Confident prediction of who will or will not experience side effects from a cornerstone heart failure therapy continues to elude researchers, even as they showed that some real-world patients were more likely not to tolerate even the lowest starting dose.
For the LIFE trial, 445 people with New York Heart Association class IV symptoms entered a run-in period of 3-7 days taking sacubitril/valsartan (Entresto) 24/26 mg twice a day. Ultimately, 18% dropped out at a median 6 days due to intolerance -- mostly symptomatic hypotension, and renal dysfunction in some cases -- before ever reaching the study's randomization phase.
Investigators found several multivariable predictors of angiotensin receptor-neprilysin inhibitor (ARNI) intolerance at 50 mg twice a day:
- Lower mean arterial pressure
- Lower serum chloride
- Presence of an implantable cardioverter-defibrillator or cardiac resynchronization device
- Moderate or greater mitral regurgitation
- Nonuse of angiotensin-converting enzyme (ACE) inhibitors or angiotensin receptor blockers (ARBs) at screening
- Use of insulin at screening
Anyone with just one or no risk factors was unlikely to fail run-in, whereas people meeting four or more of these criteria had a nearly 50% probability of sacubitril/valsartan intolerance, according to a group led by Justin Vader, MD, of Washington University School of Medicine in St. Louis. The manuscript was published in the July 2022 issue of .
ARNI therapy has won strong recommendations from the latest U.S. and European heart failure guidelines on the basis of the landmark PARADIGM-HF trial and other studies.
"However, whether sacubitril/valsartan indeed is the right choice for patients with advanced heart failure was not addressed by these large clinical trials as most patients they enrolled were relatively stable. The patients we worry the most about, those with advanced heart failure, are brittle and are often barely able to tolerate neurohormonal blockade," according to Marc Samsky, MD, and Sounok Sen, MD, both of Yale University School of Medicine in New Haven, Connecticut.
"Intolerance to this medication should also be a reminder to clinicians that sacubitril/valsartan is not a panacea for all heart failure; indeed, its benefit has only been proven in a subset of patients who might not represent a real-world population," the pair wrote in an .
Vader's group noted that PARADIGM-HF had a sequential two-phase run-in design that required participants be stable on the ACE inhibitor enalapril before getting a higher dose of sacubitril/valsartan.

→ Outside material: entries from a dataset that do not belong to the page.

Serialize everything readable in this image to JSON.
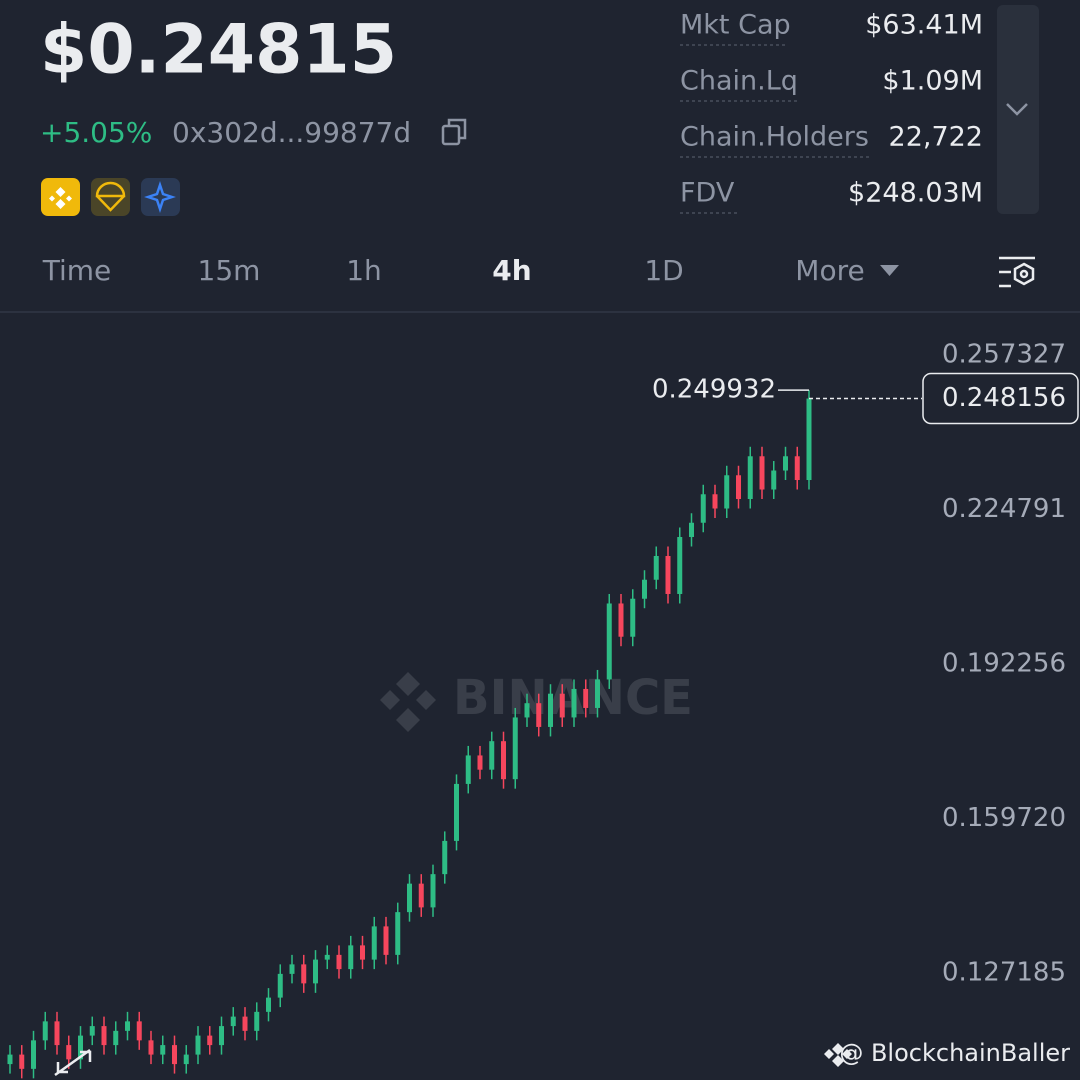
{
  "header": {
    "price": "$0.24815",
    "change": "+5.05%",
    "address": "0x302d...99877d"
  },
  "stats": [
    {
      "label": "Mkt Cap",
      "value": "$63.41M"
    },
    {
      "label": "Chain.Lq",
      "value": "$1.09M"
    },
    {
      "label": "Chain.Holders",
      "value": "22,722"
    },
    {
      "label": "FDV",
      "value": "$248.03M"
    }
  ],
  "tabs": [
    "Time",
    "15m",
    "1h",
    "4h",
    "1D",
    "More"
  ],
  "chart_data": {
    "type": "candlestick",
    "ylim": [
      0.10465,
      0.26575
    ],
    "yticks": [
      0.257327,
      0.224791,
      0.192256,
      {
        "value": 0.15972,
        "label": "0.159720"
      },
      0.127185
    ],
    "grid": false,
    "up_color": "#2ebd85",
    "down_color": "#f6465d",
    "open": [
      0.108,
      0.11,
      0.107,
      0.113,
      0.117,
      0.112,
      0.109,
      0.114,
      0.116,
      0.112,
      0.115,
      0.117,
      0.113,
      0.11,
      0.112,
      0.108,
      0.11,
      0.114,
      0.112,
      0.116,
      0.118,
      0.115,
      0.119,
      0.122,
      0.127,
      0.129,
      0.125,
      0.13,
      0.131,
      0.128,
      0.133,
      0.13,
      0.137,
      0.131,
      0.14,
      0.146,
      0.141,
      0.148,
      0.155,
      0.167,
      0.173,
      0.17,
      0.176,
      0.168,
      0.181,
      0.184,
      0.179,
      0.186,
      0.181,
      0.187,
      0.183,
      0.189,
      0.205,
      0.198,
      0.206,
      0.21,
      0.215,
      0.207,
      0.219,
      0.222,
      0.228,
      0.225,
      0.232,
      0.227,
      0.236,
      0.229,
      0.233,
      0.236,
      0.231
    ],
    "high": [
      0.112,
      0.112,
      0.115,
      0.119,
      0.119,
      0.114,
      0.116,
      0.118,
      0.118,
      0.117,
      0.119,
      0.119,
      0.115,
      0.114,
      0.114,
      0.112,
      0.116,
      0.116,
      0.118,
      0.12,
      0.12,
      0.121,
      0.124,
      0.129,
      0.131,
      0.131,
      0.132,
      0.133,
      0.133,
      0.135,
      0.135,
      0.139,
      0.139,
      0.142,
      0.148,
      0.148,
      0.15,
      0.157,
      0.169,
      0.175,
      0.175,
      0.178,
      0.178,
      0.183,
      0.186,
      0.186,
      0.188,
      0.188,
      0.189,
      0.189,
      0.191,
      0.207,
      0.207,
      0.208,
      0.212,
      0.217,
      0.217,
      0.221,
      0.224,
      0.23,
      0.23,
      0.234,
      0.234,
      0.238,
      0.238,
      0.235,
      0.238,
      0.238,
      0.249932
    ],
    "low": [
      0.106,
      0.105,
      0.105,
      0.111,
      0.11,
      0.107,
      0.107,
      0.112,
      0.11,
      0.11,
      0.113,
      0.111,
      0.108,
      0.108,
      0.106,
      0.106,
      0.108,
      0.11,
      0.11,
      0.114,
      0.113,
      0.113,
      0.117,
      0.12,
      0.125,
      0.123,
      0.123,
      0.128,
      0.126,
      0.126,
      0.128,
      0.128,
      0.129,
      0.129,
      0.138,
      0.139,
      0.139,
      0.146,
      0.153,
      0.165,
      0.168,
      0.168,
      0.166,
      0.166,
      0.179,
      0.177,
      0.177,
      0.179,
      0.179,
      0.181,
      0.181,
      0.187,
      0.196,
      0.196,
      0.204,
      0.208,
      0.205,
      0.205,
      0.217,
      0.22,
      0.223,
      0.223,
      0.225,
      0.225,
      0.227,
      0.227,
      0.231,
      0.229,
      0.229
    ],
    "close": [
      0.11,
      0.107,
      0.113,
      0.117,
      0.112,
      0.109,
      0.114,
      0.116,
      0.112,
      0.115,
      0.117,
      0.113,
      0.11,
      0.112,
      0.108,
      0.11,
      0.114,
      0.112,
      0.116,
      0.118,
      0.115,
      0.119,
      0.122,
      0.127,
      0.129,
      0.125,
      0.13,
      0.131,
      0.128,
      0.133,
      0.13,
      0.137,
      0.131,
      0.14,
      0.146,
      0.141,
      0.148,
      0.155,
      0.167,
      0.173,
      0.17,
      0.176,
      0.168,
      0.181,
      0.184,
      0.179,
      0.186,
      0.181,
      0.187,
      0.183,
      0.189,
      0.205,
      0.198,
      0.206,
      0.21,
      0.215,
      0.207,
      0.219,
      0.222,
      0.228,
      0.225,
      0.232,
      0.227,
      0.236,
      0.229,
      0.233,
      0.236,
      0.231,
      0.248156
    ]
  },
  "watermark": "BINANCE",
  "credit": "@ BlockchainBaller"
}
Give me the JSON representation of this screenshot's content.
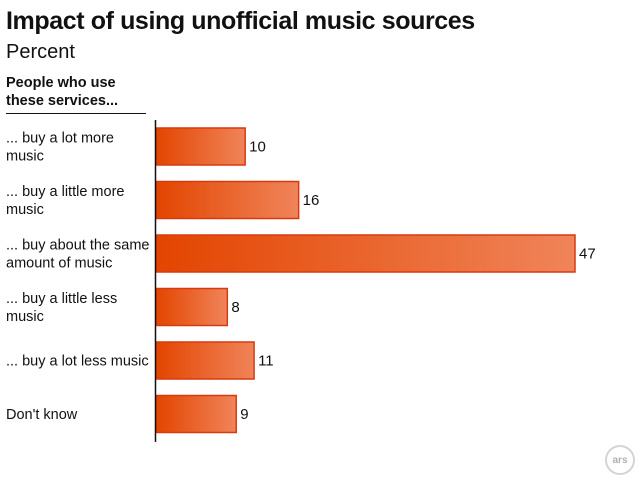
{
  "chart_data": {
    "type": "bar",
    "orientation": "horizontal",
    "title": "Impact of using unofficial music sources",
    "subtitle": "Percent",
    "category_header": "People who use these services...",
    "categories": [
      "... buy a lot more music",
      "... buy a little more music",
      "... buy about the same amount of music",
      "... buy a little less music",
      "... buy a lot less music",
      "Don't know"
    ],
    "values": [
      10,
      16,
      47,
      8,
      11,
      9
    ],
    "value_labels": [
      "10",
      "16",
      "47",
      "8",
      "11",
      "9"
    ],
    "xlim": [
      0,
      47
    ],
    "grid": false,
    "legend": "none",
    "bar_color_left": "#e34500",
    "bar_color_right": "#f0845a",
    "bar_border": "#d83a10"
  },
  "badge": {
    "label": "ars"
  }
}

PARADIGM-HF's enalapril phase took out 25-30% of people due to hypotension and worsening renal function, and sacubitril/valsartan took out approximately 30% of the remaining candidates. This suggests "that sacubitril/valsartan is associated with dose-limiting side effects even in patients who are able to tolerate optimal guideline-directed medical therapy doses of enalapril," Vader and colleagues said.
"What does this mean for the practicing heart failure clinician? Based on the results of LIFE, initiation of sacubitril/valsartan might be considered the equivalent of adding another plate to the already precariously dowel rod–balanced stack of dishes," according to Samsky and Sen.
"For patients who might otherwise be suitable recipients of therapies known to be life-prolonging such as left ventricular assist device implantation or cardiac transplantation, sacubitril/valsartan intolerance should be a signal for expedited referral for these therapies, as continued pharmaceutical management might even impair their candidacy," the editorialists urged.
Reported last year, the main finding of LIFE was that sacubitril/valsartan not only did not improve N-terminal pro-B-type natriuretic peptide (NT-proBNP) levels in people with heart failure and reduced ejection fraction -- it even trended toward increased risk of heart failure hospitalization over an ARB alone.
The study was a disappointment and left some wary of prescribing the ARNI to those with advanced heart failure.
"Given that the LIFE trial did not include a prior run-in period, in which patients were required to be hemodynamically stable on an optimal dose of an ACE inhibitor before their first exposure to sacubitril/valsartan, the LIFE trial provides an opportunity to assess the tolerability of sacubitril/valsartan in a clinically applicable, real-world setting," Vader and colleagues maintained.
Nevertheless, they acknowledged that their analysis relied on a relatively small number of people who did not complete the run-in period. Moreover, NT-proBNP levels at the time of run-in were not collected and could not be accounted for in the present study.
Disclosures
LIFE had been supported by the NIH and Novartis.
Vader, Samsky, and Sen had no disclosures.
Primary Source
JACC: Heart Failure
Vader JM, et al "Tolerability of sacubitril/valsartan in patients with advanced heart failure: analysis of the LIFE trial run-in" JACC Heart Fail 2022; DOI: 10.1016/j.jchf.2022.04.013.
Secondary Source
JACC: Heart Failure
Samsky MD, Sen S "Sacubitril/valsartan in advanced heart failure: shattering the paradigm to focus on real LIFE" JACC Heart Fail 2022; DOI: 10.1016/j.jchf.2022.05.011.